In 1865 with a partner, he bought a foundry company, which they called the Ripley Foundry and Machine Company. Parker managed the company, which manufactured engines, Dorsey’s patent reaper and mower, and a sugar mill. In 1876 he brought in a partner to manufacture threshers, and the company became Belchamber and Parker. Although they dissolved the partnership two years later, Parker continued to grow his business, adding a blacksmith shop and machine shop. In 1890, after a destructive fire at his first facility, Parker built the Phoenix Foundry. It was the largest between Cincinnati and Portsmouth, Ohio.

Legacy

The John P. Parker Historical Society was formed in 1996 to preserve and interpret knowledge of John Parker and his family; it has worked to restore the house and operate it as a museum with exhibits and educational programs.

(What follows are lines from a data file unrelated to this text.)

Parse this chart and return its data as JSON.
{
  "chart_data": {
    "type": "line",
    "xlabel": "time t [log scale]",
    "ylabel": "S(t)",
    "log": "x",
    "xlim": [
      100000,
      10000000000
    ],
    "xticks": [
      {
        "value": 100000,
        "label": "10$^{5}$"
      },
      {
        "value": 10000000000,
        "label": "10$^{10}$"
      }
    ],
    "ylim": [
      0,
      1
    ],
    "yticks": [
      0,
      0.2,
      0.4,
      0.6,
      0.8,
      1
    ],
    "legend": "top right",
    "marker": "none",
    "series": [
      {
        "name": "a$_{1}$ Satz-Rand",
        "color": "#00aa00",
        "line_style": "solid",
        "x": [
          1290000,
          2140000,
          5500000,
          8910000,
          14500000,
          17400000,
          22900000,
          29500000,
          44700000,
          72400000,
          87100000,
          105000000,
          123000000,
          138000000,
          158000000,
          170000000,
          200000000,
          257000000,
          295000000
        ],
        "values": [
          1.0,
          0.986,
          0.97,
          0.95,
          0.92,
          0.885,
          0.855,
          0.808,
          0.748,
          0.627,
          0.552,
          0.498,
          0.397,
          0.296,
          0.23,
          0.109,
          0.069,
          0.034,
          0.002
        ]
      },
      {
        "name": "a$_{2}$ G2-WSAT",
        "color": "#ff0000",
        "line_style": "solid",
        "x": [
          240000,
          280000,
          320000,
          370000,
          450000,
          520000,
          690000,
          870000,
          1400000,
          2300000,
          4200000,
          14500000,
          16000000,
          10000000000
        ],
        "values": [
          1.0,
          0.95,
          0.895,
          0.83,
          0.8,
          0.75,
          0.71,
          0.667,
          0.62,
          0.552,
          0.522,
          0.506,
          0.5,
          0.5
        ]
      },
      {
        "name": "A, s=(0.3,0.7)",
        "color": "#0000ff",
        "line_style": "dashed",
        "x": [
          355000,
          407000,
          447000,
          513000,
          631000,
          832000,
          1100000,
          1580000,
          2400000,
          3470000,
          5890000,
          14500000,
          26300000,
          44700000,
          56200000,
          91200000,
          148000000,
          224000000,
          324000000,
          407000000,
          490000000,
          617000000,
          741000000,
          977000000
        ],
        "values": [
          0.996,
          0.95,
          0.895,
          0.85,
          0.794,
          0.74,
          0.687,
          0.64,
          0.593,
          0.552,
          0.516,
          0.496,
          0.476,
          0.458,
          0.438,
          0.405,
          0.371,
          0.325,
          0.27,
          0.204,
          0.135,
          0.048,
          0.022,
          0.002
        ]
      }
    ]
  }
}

His autobiography, a slave narrative, was published in 1996 as HIS PROMISED LAND: THE AUTOBIOGRAPHY OF JOHN P. PARKER, FORMER SLAVE AND CONDUCTOR ON THE UNDERGROUND RAILROAD. In the 1880s, Parker gave interviews to the journalist Frank Moody Gregg of the Chattanooga News, who had been researching the resistance movement. He never published his manuscript, and the historian Stuart Seely Sprague found Gregg’s manuscript and notes in Duke University archives. He edited the memoir for publication, to keep Parker’s language, and added a detailed biography in the preface.
The John P. Parker House was designated a National Historic Landmark in 1997 by the U.S. Department of the Interior.
John P. Parker School, in Cincinnati, Ohio, is a pre-kindergarten through 6th grade school named after him.
Rise for Freedom: The John P. Parker Story, opera by Adolphus Hailstork.